Drama penggantian Mahfud MD ke KH Ma'ruf Amin telah berlalu namun komentar terhadap hal tersebut masih tetap asyik untuk diikuti. Komentar tersebut ada yang menguntungkan tetapi tidak sedikit  juga yang bisa merugikan citra Jokowi. Begitu juga halnya dengan Ma'ruf Amin. Begitu dipilih sebagai cawapres petahana itu, serangan demi serangan mulai ditujukan kepadanya.
Tetapi perlu juga diingat, sesungguhnya siapapun yang dipilih Jokowi sebagai wakilnya pastilah berbagai kritik pembentukan opini negatif akan ditujukan kepada sosok yang dipilih itu.
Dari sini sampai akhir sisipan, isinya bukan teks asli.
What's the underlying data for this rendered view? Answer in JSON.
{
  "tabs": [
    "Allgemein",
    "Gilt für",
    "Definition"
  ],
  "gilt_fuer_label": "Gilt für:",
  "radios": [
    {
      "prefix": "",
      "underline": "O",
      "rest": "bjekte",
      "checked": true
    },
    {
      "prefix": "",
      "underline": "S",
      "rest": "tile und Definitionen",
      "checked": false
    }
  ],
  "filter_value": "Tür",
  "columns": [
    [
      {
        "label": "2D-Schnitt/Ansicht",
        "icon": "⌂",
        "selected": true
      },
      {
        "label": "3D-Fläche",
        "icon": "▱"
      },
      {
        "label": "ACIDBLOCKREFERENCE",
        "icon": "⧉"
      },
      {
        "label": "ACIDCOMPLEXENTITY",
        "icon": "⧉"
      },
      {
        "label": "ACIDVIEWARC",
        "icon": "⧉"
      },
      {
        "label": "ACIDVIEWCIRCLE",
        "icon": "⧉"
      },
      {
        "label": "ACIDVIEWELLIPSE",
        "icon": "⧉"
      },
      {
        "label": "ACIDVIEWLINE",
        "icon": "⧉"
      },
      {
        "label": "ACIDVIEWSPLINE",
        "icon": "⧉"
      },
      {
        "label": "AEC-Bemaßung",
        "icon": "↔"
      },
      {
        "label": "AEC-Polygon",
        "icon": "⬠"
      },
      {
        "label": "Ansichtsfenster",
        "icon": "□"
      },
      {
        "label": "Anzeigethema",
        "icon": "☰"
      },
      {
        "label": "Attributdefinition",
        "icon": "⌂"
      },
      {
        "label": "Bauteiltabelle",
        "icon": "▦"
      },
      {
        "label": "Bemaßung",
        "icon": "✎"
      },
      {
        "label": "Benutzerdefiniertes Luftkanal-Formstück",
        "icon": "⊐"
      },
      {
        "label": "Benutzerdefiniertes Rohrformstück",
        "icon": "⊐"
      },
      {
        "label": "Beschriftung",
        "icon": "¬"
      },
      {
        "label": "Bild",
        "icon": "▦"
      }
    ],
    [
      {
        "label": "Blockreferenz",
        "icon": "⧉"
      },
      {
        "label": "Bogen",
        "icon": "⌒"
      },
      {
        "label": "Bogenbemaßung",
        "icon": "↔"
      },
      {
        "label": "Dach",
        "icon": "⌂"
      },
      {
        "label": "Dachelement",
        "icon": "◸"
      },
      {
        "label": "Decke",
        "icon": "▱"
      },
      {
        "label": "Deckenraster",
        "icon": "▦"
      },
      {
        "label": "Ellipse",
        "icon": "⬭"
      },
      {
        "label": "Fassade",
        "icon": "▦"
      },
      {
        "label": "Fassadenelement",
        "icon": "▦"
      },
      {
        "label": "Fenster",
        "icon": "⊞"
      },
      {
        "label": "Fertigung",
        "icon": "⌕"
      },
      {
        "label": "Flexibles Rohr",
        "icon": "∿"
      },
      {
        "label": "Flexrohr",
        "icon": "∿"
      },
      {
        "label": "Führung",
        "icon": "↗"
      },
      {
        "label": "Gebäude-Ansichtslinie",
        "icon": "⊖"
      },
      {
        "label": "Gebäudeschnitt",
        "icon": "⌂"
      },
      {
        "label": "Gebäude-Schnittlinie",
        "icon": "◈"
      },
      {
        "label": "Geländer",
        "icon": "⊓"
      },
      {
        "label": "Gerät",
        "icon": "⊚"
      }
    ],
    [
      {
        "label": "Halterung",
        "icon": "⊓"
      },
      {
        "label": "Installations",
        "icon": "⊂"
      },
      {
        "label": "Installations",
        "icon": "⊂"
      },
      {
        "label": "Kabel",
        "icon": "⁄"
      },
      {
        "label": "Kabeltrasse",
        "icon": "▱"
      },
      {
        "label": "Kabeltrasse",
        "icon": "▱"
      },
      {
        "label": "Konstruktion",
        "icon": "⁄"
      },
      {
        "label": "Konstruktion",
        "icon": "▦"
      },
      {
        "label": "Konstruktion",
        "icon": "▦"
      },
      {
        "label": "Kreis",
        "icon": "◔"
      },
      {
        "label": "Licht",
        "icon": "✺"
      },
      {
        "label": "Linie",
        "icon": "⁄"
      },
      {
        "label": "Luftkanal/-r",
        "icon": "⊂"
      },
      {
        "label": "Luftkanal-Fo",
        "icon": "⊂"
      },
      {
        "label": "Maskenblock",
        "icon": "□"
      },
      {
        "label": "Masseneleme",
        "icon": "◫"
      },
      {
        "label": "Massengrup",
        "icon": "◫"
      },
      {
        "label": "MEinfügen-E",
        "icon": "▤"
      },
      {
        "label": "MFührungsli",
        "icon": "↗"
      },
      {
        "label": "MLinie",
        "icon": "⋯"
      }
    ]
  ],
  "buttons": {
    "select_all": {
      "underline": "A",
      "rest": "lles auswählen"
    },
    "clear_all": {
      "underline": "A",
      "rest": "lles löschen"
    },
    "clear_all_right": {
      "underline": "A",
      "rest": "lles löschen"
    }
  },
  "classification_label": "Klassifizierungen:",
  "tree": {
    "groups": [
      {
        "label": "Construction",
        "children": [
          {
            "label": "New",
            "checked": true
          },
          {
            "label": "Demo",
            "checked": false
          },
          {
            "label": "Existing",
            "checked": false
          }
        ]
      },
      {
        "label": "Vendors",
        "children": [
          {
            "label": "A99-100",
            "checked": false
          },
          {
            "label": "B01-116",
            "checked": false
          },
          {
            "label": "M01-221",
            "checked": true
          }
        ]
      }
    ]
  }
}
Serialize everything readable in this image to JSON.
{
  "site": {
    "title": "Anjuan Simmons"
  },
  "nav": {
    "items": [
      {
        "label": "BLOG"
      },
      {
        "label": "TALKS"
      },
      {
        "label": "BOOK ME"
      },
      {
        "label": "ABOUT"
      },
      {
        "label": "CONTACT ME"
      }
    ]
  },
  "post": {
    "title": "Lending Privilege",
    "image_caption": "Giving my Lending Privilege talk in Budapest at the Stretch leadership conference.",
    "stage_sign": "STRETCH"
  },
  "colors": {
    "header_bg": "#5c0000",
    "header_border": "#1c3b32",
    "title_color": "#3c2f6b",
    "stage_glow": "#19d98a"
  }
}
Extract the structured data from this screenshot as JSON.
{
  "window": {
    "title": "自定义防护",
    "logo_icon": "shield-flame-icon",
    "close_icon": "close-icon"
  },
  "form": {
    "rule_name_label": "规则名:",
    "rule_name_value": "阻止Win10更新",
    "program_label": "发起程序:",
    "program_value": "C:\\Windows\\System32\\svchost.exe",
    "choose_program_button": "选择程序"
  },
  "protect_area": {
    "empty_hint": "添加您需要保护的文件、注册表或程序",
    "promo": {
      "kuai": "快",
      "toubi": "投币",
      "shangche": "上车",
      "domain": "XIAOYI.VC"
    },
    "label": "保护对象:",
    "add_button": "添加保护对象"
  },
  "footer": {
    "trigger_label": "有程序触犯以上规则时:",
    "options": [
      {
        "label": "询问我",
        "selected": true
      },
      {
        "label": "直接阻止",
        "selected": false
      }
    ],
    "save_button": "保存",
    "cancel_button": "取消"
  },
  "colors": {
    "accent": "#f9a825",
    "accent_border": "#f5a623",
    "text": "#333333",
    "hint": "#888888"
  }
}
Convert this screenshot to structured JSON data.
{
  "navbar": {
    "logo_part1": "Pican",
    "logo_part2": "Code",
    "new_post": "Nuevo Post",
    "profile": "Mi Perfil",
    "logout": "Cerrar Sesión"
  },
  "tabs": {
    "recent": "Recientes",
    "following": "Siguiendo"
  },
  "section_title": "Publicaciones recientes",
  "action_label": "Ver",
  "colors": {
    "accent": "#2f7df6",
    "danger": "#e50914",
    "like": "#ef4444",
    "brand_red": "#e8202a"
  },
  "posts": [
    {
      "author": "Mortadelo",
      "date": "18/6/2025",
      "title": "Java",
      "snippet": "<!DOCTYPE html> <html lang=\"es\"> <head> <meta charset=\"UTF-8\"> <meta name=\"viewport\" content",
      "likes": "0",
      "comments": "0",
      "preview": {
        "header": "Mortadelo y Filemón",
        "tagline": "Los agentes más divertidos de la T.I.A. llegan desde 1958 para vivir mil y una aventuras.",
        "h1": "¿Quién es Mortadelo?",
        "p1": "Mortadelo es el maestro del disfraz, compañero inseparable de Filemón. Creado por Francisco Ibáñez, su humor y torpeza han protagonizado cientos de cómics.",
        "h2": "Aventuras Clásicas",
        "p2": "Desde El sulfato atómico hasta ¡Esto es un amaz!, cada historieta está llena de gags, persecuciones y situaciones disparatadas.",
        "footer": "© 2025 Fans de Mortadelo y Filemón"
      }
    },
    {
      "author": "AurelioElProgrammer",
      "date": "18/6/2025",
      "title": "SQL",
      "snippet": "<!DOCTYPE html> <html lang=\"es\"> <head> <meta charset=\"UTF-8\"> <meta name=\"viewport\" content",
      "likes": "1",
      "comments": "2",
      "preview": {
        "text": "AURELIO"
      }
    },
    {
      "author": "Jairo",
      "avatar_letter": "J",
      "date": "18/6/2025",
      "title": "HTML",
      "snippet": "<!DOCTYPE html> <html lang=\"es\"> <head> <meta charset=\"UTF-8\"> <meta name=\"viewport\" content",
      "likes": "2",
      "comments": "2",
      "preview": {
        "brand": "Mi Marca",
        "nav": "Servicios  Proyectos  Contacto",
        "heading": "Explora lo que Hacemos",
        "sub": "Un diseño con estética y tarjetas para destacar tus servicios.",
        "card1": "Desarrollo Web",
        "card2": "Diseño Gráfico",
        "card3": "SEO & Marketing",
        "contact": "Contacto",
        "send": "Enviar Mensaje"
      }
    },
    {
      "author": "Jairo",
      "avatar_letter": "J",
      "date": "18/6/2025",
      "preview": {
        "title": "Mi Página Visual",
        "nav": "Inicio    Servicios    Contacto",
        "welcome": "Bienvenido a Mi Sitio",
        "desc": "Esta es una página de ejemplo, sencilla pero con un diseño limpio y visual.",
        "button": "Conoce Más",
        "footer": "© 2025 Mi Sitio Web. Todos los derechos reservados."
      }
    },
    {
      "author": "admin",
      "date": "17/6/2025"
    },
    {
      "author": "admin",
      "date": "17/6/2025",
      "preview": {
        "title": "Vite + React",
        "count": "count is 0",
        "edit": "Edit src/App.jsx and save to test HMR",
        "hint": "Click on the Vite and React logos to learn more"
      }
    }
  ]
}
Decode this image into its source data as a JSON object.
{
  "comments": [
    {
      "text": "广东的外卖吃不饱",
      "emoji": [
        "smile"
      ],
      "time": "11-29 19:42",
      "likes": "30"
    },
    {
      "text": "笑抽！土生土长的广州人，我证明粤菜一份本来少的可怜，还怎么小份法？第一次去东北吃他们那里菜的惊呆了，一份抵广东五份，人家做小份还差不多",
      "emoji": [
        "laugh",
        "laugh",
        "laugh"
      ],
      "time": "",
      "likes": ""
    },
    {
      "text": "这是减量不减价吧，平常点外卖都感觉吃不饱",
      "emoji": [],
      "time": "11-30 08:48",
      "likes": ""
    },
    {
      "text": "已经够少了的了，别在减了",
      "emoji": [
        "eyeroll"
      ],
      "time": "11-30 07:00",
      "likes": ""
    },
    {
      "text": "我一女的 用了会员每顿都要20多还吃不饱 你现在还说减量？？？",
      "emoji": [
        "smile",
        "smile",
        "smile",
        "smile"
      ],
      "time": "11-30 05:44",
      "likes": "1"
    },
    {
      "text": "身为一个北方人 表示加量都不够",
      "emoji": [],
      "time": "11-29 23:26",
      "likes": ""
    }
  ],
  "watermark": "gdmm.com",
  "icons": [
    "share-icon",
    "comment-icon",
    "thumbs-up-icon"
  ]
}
Andainya tidak Ketua Umum MUI itu yang dipilih, dipastikan serangan dari lawan politik tidak akan berhenti untuk menyerang presiden petahana itu dengan wakilnya.
Dalam konteks yang demikianlah tentunya Jokowi beserta parpol pengusungnya sudah memikirkan dengan matang langkah politik yang diambil pada 9 Agustus siang menjelang pengumuman pasangan Jokowi itu. Tentulah setiap pilihan akan selalu ada untung ruginya.
Menurut pendapat saya, salah satu keuntungan dengan dipilihnya Ma' ruf Amin sebagai cawapres ialah isu  agama tidak terlalu kencang lagi berhembus selama masa kampanye pilpres.
Seperti diketahui sejak kampanye pilpres 2014 telah berhembus isu yang meragukan keislaman Jokowi. Tidak hanya meragukan bahkan menyebutnya turunan PKI. Asal-usul etniknya pun dipertanyakan, yang kesemuanya bermuara kepada sebuah tujuan agar mantan Gubernur DKI itu kalah pada pilpres.
Begitu juga halnya sejak bertugas sebagai pimpinan negeri ini sejak 20 Oktober 2014, isu yang dibungkus dalam sentimen keislaman terus dihembuskan. Agak heran juga memang ketika masih ada pihak-pihak yang meragukan keislaman ayah Kaesang ini.
Selama dan setelah proses Pilkada DKI ,isu agama ini makin kencang lagi berhembus sehingga penggunaan isu yang demikian terasa semakin membelah bangsa ini. Sebagian besar kita mulai khawatir bagaimana kelanjutan persatuan dan kesatuan kita apabila sentimen keagamaan ini terus dikembangkan.
Selanjutnya tidak berlebihan kalau menduga pada pilpres 2019 isu agama juga akan digunakan untuk menggerus elektabilitas Jokowi. Akan dimunculkan isu bahwa tokoh kelahiran Solo itu anti-Islam yang antara lain ditunjukkan dengan pembubaran HTI, kriminalisasi ulama, keberpihakannya ke Ahok dan berbagai tuduhan lainnya.
Kepada parpol yang pada waktu itu diperkirakan akan mendukung Jokowi sudah ada yang memberi label sebagai partai setan. Bahkan ada juga yang menyebut Jokowi akan kena laknat dan karenanya ia akan kalah pada pilpres.
Untuk menangkal isu-isu yang demikian maka merupakan pilihan yang tepatlah menggandeng Ketua Umum Majelis Ulama Indonesia sebagai cawapres. Bagaimana mungkin Jokowi disebut anti-Islam, anti-Ulama sedangkan cawapresnya adalah KH Ma' ruf Amin, tokoh yang sebenar-benarnya ulama.
Cucu Syekh Nawawi Al Bantani-ulama besar yang berpengaruh di Makkah ini memang ulama dan bukan yang di ulama-ulama kan. Kalaulah benar perkiraan, isu agama tidak lagi digunakan secara masif selama kampanye pilpres tentu hal tersebut menggembirakan. Dengan perkiraan yang demikian maka isu hangat nanti yang akan muncul pada kampanye pilpres salah satunya berkaitan dengan tema ekonomi dan keadilan sosial.